Silicic melt evolution in the early Izu-Bonin arc recorded in detrital zircons

碎屑锆石记录的早期伊豆-小笠宁岛弧硅质熔体演化

• 批准号: 1558830
• 负责人: Andrew Barth
• 金额: $ 10.1万
• 依托单位: Indiana University
• 依托单位国家: 美国
• 项目类别: Standard Grant
• 财政年份: 2016
• 资助国家: 美国
• 起止时间: 2016-05-01 至 2019-12-31
• 项目状态: 已结题
• 来源: https://www.nsf.gov/awardsearch/showAward?AWD_ID=1558830&HistoricalAwards=false
• 关键词: Silicic; melt; evolution; early; Izu

Understanding the movement of tectonic plates across Earth's surface and the eventual return of these plates to the interior of our planet is central to our knowledge of Earth and its natural hazards such as earthquakes, tsunamis, and volcanic eruptions. This research focuses on understanding the formation, growth and eventual demise of volcanoes that mark the process of subduction, where tectonic plates return to Earth's interior. Minerals recovered from deep beneath the western Pacific Ocean floor by the International Ocean Discovery Program will be examined to decipher the history of volcano growth above an evolving subduction zone. The goals of the research are to use the chemistry of these minerals, called zircons, to better understand the life cycle of volcanoes, especially the timing of explosive volcanic eruptions. This research involves strong integration of research and education by involving undergraduate university students both in the laboratory and in field-based research projects at similar ocean floor volcanic systems that are now exposed on land in the Sierra Nevada mountains in the western United States. The goal of this study is to better understand the generation of silicic melts in a new and evolving intra-oceanic volcanic arc by searching for petrologic links between silicic volcanism and tonalitic arc plutonism and using this to better understand the evolution of the related magmatic processes through time. The primary goal of the research is to test whether (or to what extent) detrital zircons in drill cores, recovered by the International Ocean Drilling Program Expedition 351 and other legacy ocean drilling cores from a relatively primitive oceanic arc setting, record the regional and/or secular variation in silicic melts that crystallized magmatic zircon. Geochronology and trace element geochemistry of the zircons will allow comparisons between the thermal and melt chemical evolution recorded by arc-derived detrital zircons and by igneous zircons recovered in dredge samples of contemporaneous arc tonalite. This study will also generate an internally-consistent database of geochemical parameters for arc-derived zircons from a compositional range of marine arcs that will be useful for comparative zircon provenance studies, as these studies evolve to more commonly include key geochemical provenance indicators.
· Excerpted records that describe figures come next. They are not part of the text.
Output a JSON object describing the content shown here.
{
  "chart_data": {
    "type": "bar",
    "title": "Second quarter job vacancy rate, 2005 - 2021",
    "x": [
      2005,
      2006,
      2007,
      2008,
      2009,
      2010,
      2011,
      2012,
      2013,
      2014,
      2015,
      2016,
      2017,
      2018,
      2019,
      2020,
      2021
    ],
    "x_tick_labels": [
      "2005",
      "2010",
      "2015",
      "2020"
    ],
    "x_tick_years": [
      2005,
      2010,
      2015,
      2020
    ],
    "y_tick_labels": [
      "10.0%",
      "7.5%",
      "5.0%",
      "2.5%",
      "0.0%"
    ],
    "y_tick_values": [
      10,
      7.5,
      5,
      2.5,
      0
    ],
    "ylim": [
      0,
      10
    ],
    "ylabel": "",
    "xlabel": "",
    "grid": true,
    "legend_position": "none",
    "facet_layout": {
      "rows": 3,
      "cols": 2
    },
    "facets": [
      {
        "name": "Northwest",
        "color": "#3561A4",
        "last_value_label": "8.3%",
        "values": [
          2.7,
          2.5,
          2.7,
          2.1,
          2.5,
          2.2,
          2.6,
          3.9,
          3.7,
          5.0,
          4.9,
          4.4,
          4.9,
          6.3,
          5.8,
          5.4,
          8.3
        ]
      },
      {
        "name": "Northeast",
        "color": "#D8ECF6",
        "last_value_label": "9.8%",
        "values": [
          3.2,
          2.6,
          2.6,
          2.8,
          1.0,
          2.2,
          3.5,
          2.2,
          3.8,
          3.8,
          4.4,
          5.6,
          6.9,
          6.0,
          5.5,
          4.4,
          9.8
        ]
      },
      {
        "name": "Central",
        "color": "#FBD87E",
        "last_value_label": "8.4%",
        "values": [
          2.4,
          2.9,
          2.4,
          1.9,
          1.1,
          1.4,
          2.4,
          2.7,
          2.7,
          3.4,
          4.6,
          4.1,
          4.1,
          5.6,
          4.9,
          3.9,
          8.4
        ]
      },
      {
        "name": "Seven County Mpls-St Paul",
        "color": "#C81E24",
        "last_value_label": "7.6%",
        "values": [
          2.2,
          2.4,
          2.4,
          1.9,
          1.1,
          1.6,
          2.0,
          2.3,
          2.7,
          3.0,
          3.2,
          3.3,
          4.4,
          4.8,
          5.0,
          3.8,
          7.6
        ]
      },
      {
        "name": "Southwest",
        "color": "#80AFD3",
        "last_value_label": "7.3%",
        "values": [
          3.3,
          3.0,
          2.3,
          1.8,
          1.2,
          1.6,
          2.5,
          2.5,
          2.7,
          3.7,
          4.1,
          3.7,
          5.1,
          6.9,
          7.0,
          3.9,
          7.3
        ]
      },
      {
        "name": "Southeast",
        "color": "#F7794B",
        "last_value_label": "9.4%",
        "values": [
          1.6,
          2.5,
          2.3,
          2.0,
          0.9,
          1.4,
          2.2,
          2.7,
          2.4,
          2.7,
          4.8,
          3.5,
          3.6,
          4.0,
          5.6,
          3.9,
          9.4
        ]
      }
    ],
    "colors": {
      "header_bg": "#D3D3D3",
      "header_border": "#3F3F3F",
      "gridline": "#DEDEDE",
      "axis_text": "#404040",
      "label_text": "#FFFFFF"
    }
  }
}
了解构造板块穿过地球表面的运动以及这些板块最终返回地球内部的过程，是我们了解地球及其地震、海啸和火山喷发等自然灾害的核心。这项研究的重点是了解标志着俯冲过程的火山的形成、增长和最终消亡，在俯冲过程中，构造板块回到地球内部。将对国际海洋发现计划在西太平洋海底深处发现的矿物进行研究，以破译俯冲演化带上方火山生长的历史。这项研究的目的是利用这些被称为锆石的矿物的化学成分，更好地了解火山的生命周期，特别是火山爆发的时间。这项研究涉及研究和教育的紧密结合，让本科生参与实验室和类似海底火山系统的实地研究项目，这些火山系统现在暴露在美国西部内华达山脉的陆地上。这项研究的目的是通过寻找硅质火山作用和英云闪长岩弧深成作用之间的岩石学联系，并利用这一联系来更好地理解相关岩浆过程随时间的演化，从而更好地理解在新的和不断演变的大洋内火山弧中硅质熔融的产生。这项研究的主要目标是测试国际大洋钻探计划351和其他传统大洋钻探岩芯从相对原始的洋弧环境中发现的钻探岩芯中的碎屑锆石是否(或在多大程度上)记录了结晶岩浆锆石的硅质熔体中的区域和/或长期变化。锆石的地质年代学和微量元素地球化学可以比较弧源碎屑锆石记录的热化学演化和熔融化学演化，以及在同时代弧状英云闪长岩挖矿样品中发现的火成锆石。这项研究还将从一系列海洋弧形成分中为弧源锆石生成一个内部一致的地球化学参数数据库，这将有助于比较锆石源区的研究，因为这些研究已发展到更普遍地包括关键的地球化学源区指标。